Established Patient - Level 4 . . . $245
Drainage of Abscess: $293
Patient-Paid Co-Pay: $30
Patient Payment: $293
Insurance PPO Payment: $215
Insurance Adjustment: -$215
Total Owed: $215

So it was actually paid for before, but they adjusted and changed their minds.
 
Did the insurance company explain why they made the adjustment? Normally they will contact the patient to let them know.

I have come across several cases where the insurance company had sent a letter to the patient asking to verify information. The patients did not send back the information (thought it was junk mail) and the insurance company went back and took their money back from the doctor's office.
 
Thanks for the replies. No, I am not a student of the school. The OU Physicians is a major health care providing facility in Oklahoma.

The bill says:

Established Patient - Level 4 . . . $245
Drainage of Abscess: $293
Patient-Paid Co-Pay: $30
Patient Payment: $293
Insurance PPO Payment: $215
Insurance Adjustment: -$215
Total Owed: $215

So it was actually paid for before, but they adjusted and changed their minds.

It's pretty simple-your copay most likely covers what is known as history and exam and all other services are subject to the deductible, that's why a balance remained after the copay. Insurance companies have different definitions of the term 'copay', some cover everything in the office, others just history and exam-without knowing whose plan it is it's impossible for anyone to give you a 100% accurate answer.
 
It's pretty simple-your copay most likely covers what is known as history and exam and all other services are subject to the deductible, that's why a balance remained after the copay.
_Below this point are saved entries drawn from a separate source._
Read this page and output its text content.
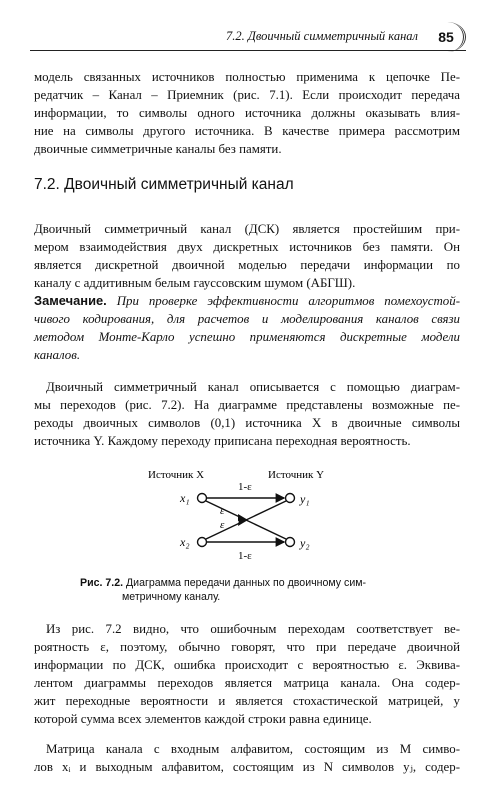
7.2. Двоичный симметричный канал	85
модель связанных источников полностью применима к цепочке Пе-
редатчик – Канал – Приемник (рис. 7.1). Если происходит передача
информации, то символы одного источника должны оказывать влия-
ние на символы другого источника. В качестве примера рассмотрим
двоичные симметричные каналы без памяти.
7.2. Двоичный симметричный канал
Двоичный симметричный канал (ДСК) является простейшим при-
мером взаимодействия двух дискретных источников без памяти. Он
является дискретной двоичной моделью передачи информации по
каналу с аддитивным белым гауссовским шумом (АБГШ).
Замечание. При проверке эффективности алгоритмов помехоустой-
чивого кодирования, для расчетов и моделирования каналов связи
методом Монте-Карло успешно применяются дискретные модели
каналов.
Двоичный симметричный канал описывается с помощью диаграм-
мы переходов (рис. 7.2). На диаграмме представлены возможные пе-
реходы двоичных символов (0,1) источника X в двоичные символы
источника Y. Каждому переходу приписана переходная вероятность.
Источник X	Источник Y
1-ε
x₁	y₁
ε
ε
x₂	y₂
1-ε
Рис. 7.2. Диаграмма передачи данных по двоичному сим-
метричному каналу.
Из рис. 7.2 видно, что ошибочным переходам соответствует ве-
роятность ε, поэтому, обычно говорят, что при передаче двоичной
информации по ДСК, ошибка происходит с вероятностью ε. Эквива-
лентом диаграммы переходов является матрица канала. Она содер-
жит переходные вероятности и является стохастической матрицей, у
которой сумма всех элементов каждой строки равна единице.
Матрица канала с входным алфавитом, состоящим из M симво-
лов xᵢ и выходным алфавитом, состоящим из N символов yⱼ, содер-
Insurance companies have different definitions of the term 'copay', some cover everything in the office, others just history and exam-without knowing whose plan it is it's impossible for anyone to give you a 100% accurate answer.
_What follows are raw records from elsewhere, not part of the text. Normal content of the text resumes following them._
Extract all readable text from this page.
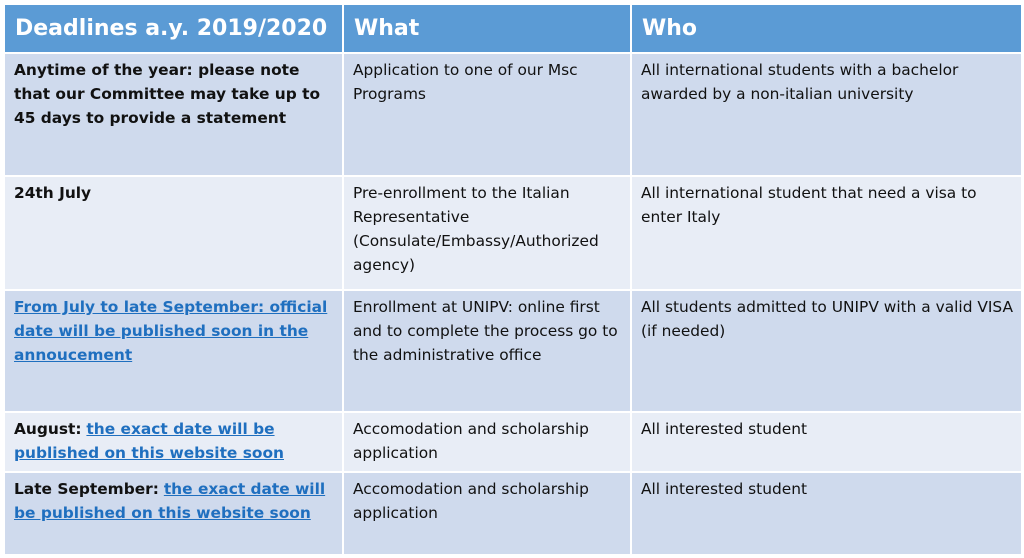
Deadlines a.y. 2019/2020	What	Who
Anytime of the year: please note that our Committee may take up to 45 days to provide a statement	Application to one of our Msc Programs	All international students with a bachelor awarded by a non-italian university
24th July	Pre-enrollment to the Italian Representative (Consulate/Embassy/Authorized agency)	All international student that need a visa to enter Italy
From July to late September: official date will be published soon in the annoucement	Enrollment at UNIPV: online first and to complete the process go to the administrative office	All students admitted to UNIPV with a valid VISA (if needed)
August: the exact date will be published on this website soon	Accomodation and scholarship application	All interested student
Late September: the exact date will be published on this website soon	Accomodation and scholarship application	All interested student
100% Perfect Succinct Accurate Answer, FLM2! Back when people had control over their own health insurance coverage level, we advised steering clear of "co-pay" plans. The increased premium didn't justify the benefit of having these loosely defined Co-Pays..unless they went to the doctor every month.

But if they went to the doctor every month, underwriting would turn them down anyway. End result: VERY few co-pay plans were sold back when the consumer was in control.**

**The above is personal experience. Your results were probably different.